Tuesday, May 12, 2015

2015 Seattle International Film Festival

SIFF 2015 starts soon, and it's time for TVOR to fire up her blog.  She's been to a couple of other film festivals and seen some press screenings too, so she already has quite a few opinions about movies playing at the festival.  Now she's ready to share them.  Happily, the ratio of good movies to duds is very high, and SIFF 2015 looks very promising.

Here's what she thinks about what she's seen so far--she will update the blog from time to time and tweet daily suggestions.  You can find her at @tvoronfilm:

TVOR highly recommends this first group of films:

Being Evel--highly entertaining Evel Knievel documentary.

Best of Enemies--Gore Vidal and William F. Buckley “debate” during the 1968 political conventions, and become the first ever to insult and attack each other on American TV in the guise of “news”.

The Look of Silence--follow-up to The Act of Killing, about the 1965-66 murders of huge numbers of Indonesians.

Steve Jobs: The Man in the Machine--this documentary needs no further description.

Corn Island--beautiful, almost wordless Georgian (the country, not the state) film in which a young girl and her grandfather raise a crop.  Way more engaging than the description would indicate.

Theeb--a young Bedouin boy in the Arabian desert in 1916.

Krisha--tough but very well-done film about a woman with substance abuse problems trying to re-engage with her family.

Love & Mercy--Beach Boy Brian Wilson’s struggles, with Paul Dano and John Cusack playing Wilson at various times in his life.  Excellent acting.

Frame by Frame--a documentary about Afghan photojournalists struggling in a country where taking photos used to be a crime and journalism is a dangerous profession.  The film is beautifully shot and the subjects’ work is stunning.

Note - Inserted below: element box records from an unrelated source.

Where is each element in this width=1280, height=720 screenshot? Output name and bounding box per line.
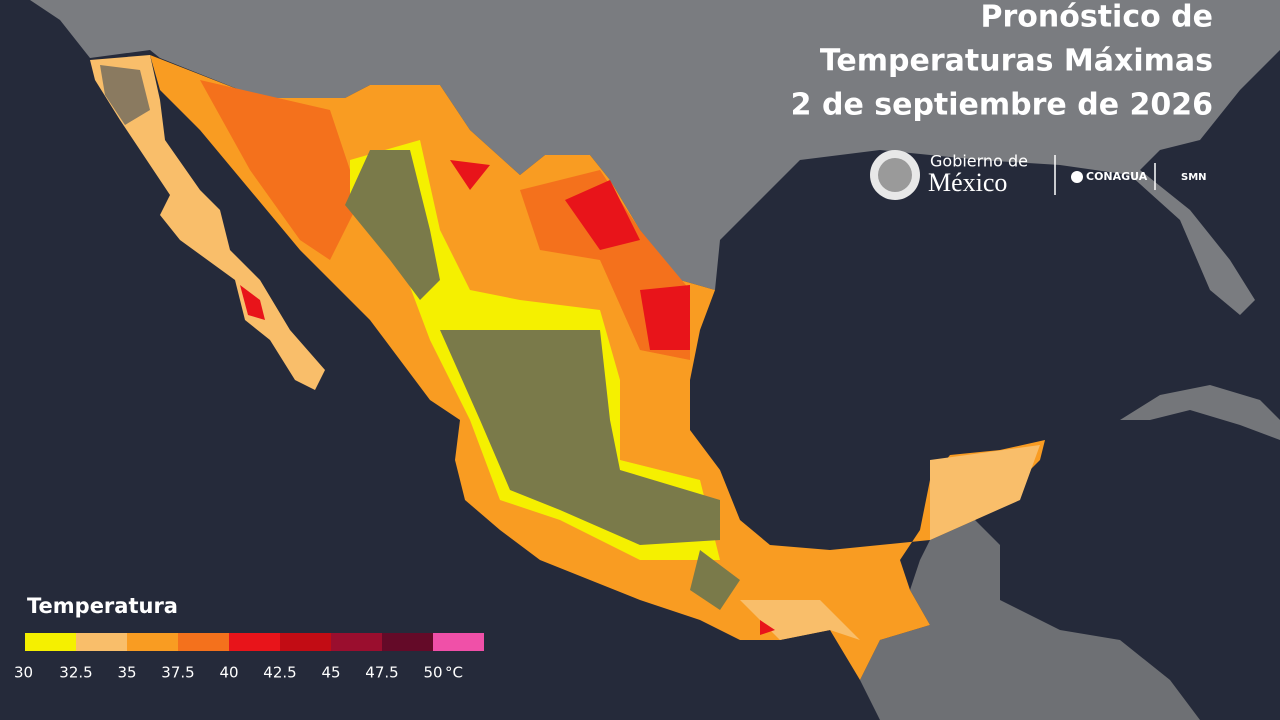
legend-tick-label: 45 [321, 664, 340, 682]
zone-mild-warm [740, 445, 1040, 640]
zone-hot [450, 160, 690, 350]
land-north [30, 0, 1280, 315]
seal-icon [878, 158, 912, 192]
legend-tick-label: 42.5 [263, 664, 296, 682]
zone-warm [200, 80, 360, 260]
legend-swatch [382, 633, 433, 651]
logo-text: SMN [1181, 172, 1207, 183]
title-line: 2 de septiembre de 2026 [791, 88, 1213, 123]
legend-tick-label: 35 [117, 664, 136, 682]
legend-title: Temperatura [27, 594, 178, 618]
logo-text: CONAGUA [1086, 170, 1148, 183]
legend-swatch [229, 633, 280, 651]
legend-tick-label: 47.5 [365, 664, 398, 682]
legend-swatch [25, 633, 76, 651]
logo-text: México [928, 168, 1007, 197]
zone-highland [345, 150, 740, 610]
legend-tick-label: 37.5 [161, 664, 194, 682]
baja-california [90, 55, 325, 390]
legend-swatch [76, 633, 127, 651]
legend-swatch [433, 633, 484, 651]
title-line: Temperaturas Máximas [820, 44, 1213, 79]
legend-swatch [178, 633, 229, 651]
legend-swatch [280, 633, 331, 651]
legend-tick-label: 32.5 [59, 664, 92, 682]
legend-tick-label: 30 [14, 664, 33, 682]
conagua-icon [1071, 171, 1083, 183]
legend-tick-label: 40 [219, 664, 238, 682]
legend-swatch [331, 633, 382, 651]
logo-text: Gobierno de [930, 152, 1028, 171]
legend-swatch [127, 633, 178, 651]
legend: 30 32.5 35 37.5 40 42.5 45 47.5 50 °C [14, 633, 484, 682]
title-line: Pronóstico de [981, 0, 1214, 35]
legend-unit: °C [445, 664, 463, 682]
land-south [860, 520, 1200, 720]
zone-highland [100, 65, 150, 125]
legend-tick-label: 50 [423, 664, 442, 682]
land-cuba [1120, 385, 1280, 440]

The films in this group are not quite as high on TVOR’s list, but she does like them and she thinks they’re worth seeing:

Ciudad Delirio--salsa and love in Colombia.  Great fun.

Tab Hunter: Confidential--engaging documentary about the most handsome man ever to hit Hollywood.

Margarita, With a Straw--this film about a young woman with cerebral palsy’s coming of age could have gone seriously sappy, but the film avoids that and is nicely done.

Villa Touma--a young Palestinian Christian woman goes to live with her aunts who are seriously living in the past.

1001 Grams--a nice little movie about weights and measures and love.

The Grump--an old man goes to live with his son and daughter-in-law, and they don’t do anything right.

Mirage--there’s a stranger, some local folks, and a high body count in this Hungarian quasi-western film.

For Grace--interesting documentary about Chicago restaurateur Curtis Duffy (you don’t need to know him or his restaurant to be entertained).

Results--Guy Pearce, Cobie Smulders, and Kevin Corrigan in an odd but entertaining film about a couple of personal trainers, a rich guy, and some other stuff.

7 Chinese Brothers--Jason Schwartzman and his totally awesome dog in a film in which not much happens but it doesn’t matter because the dog is so awesome.

Me and Earl and the Dying Girl--a better-than-average dying teen movie.

Waterline--Polish police procedural (say that three times fast) with dead bodies, conspiracies, and secrets waiting to be revealed.

Virtuosity--behind-the-scenes documentary about pianists competing in the Cliburn Competition.

The New Girlfriend--Francois Ozon directs an adaptation of a Ruth Rendell novel, so you have some interesting sexual things going on, as well as some mystery.

I’ll See You in My Dreams--senior love (very attractive seniors, too) in a film that is well-acted and not entirely predictable.

Flowers--intriguing Basque drama which never really came together in TVOR’s brain, but it stuck there anyway.

The Golden Hill--the film-making in this Nepalese film isn't very slick, but the story of a young man with a university education returning home to visit his remote village is very engaging, and touches on some major issues in the country.  The film is beautiful to look at, too.

Frame by Frame--a documentary about Afghan photojournalists struggling in a country where taking photos used to be a crime and journalism is a dangerous profession.

This film wasn’t that great, but TVOR kind of liked it anyway:

Guidance--a former child star and current loser pretends to be a high school guidance counselor.

You can probably skip these:

Gemma Bovery--a French comic take on Madame Bovary, which is not particularly funny, unless you find a middle-aged man gawking at a young beautiful woman amusing.  And he isn’t even the most obnoxious character.

NN--this story about attempts to identify some of Peru’s “disappeared” 25 years after the fact just wasn’t as interesting as it should have been.

Red Rose--TVOR was really irritated by the idiocy of one of the main characters in this story of a young woman taking shelter in the home of a middle-aged man during Iran’s Green Revolution.  Guess which character behaves like an idiot.

Cooking Up a Tribute--a documentary about a top restaurant specializing in local foods which closes up shop for five weeks to tour the world and cook with the local foods of the places it visits.  It could have been much more interesting, especially if there had been less blather from the owners of the restaurant.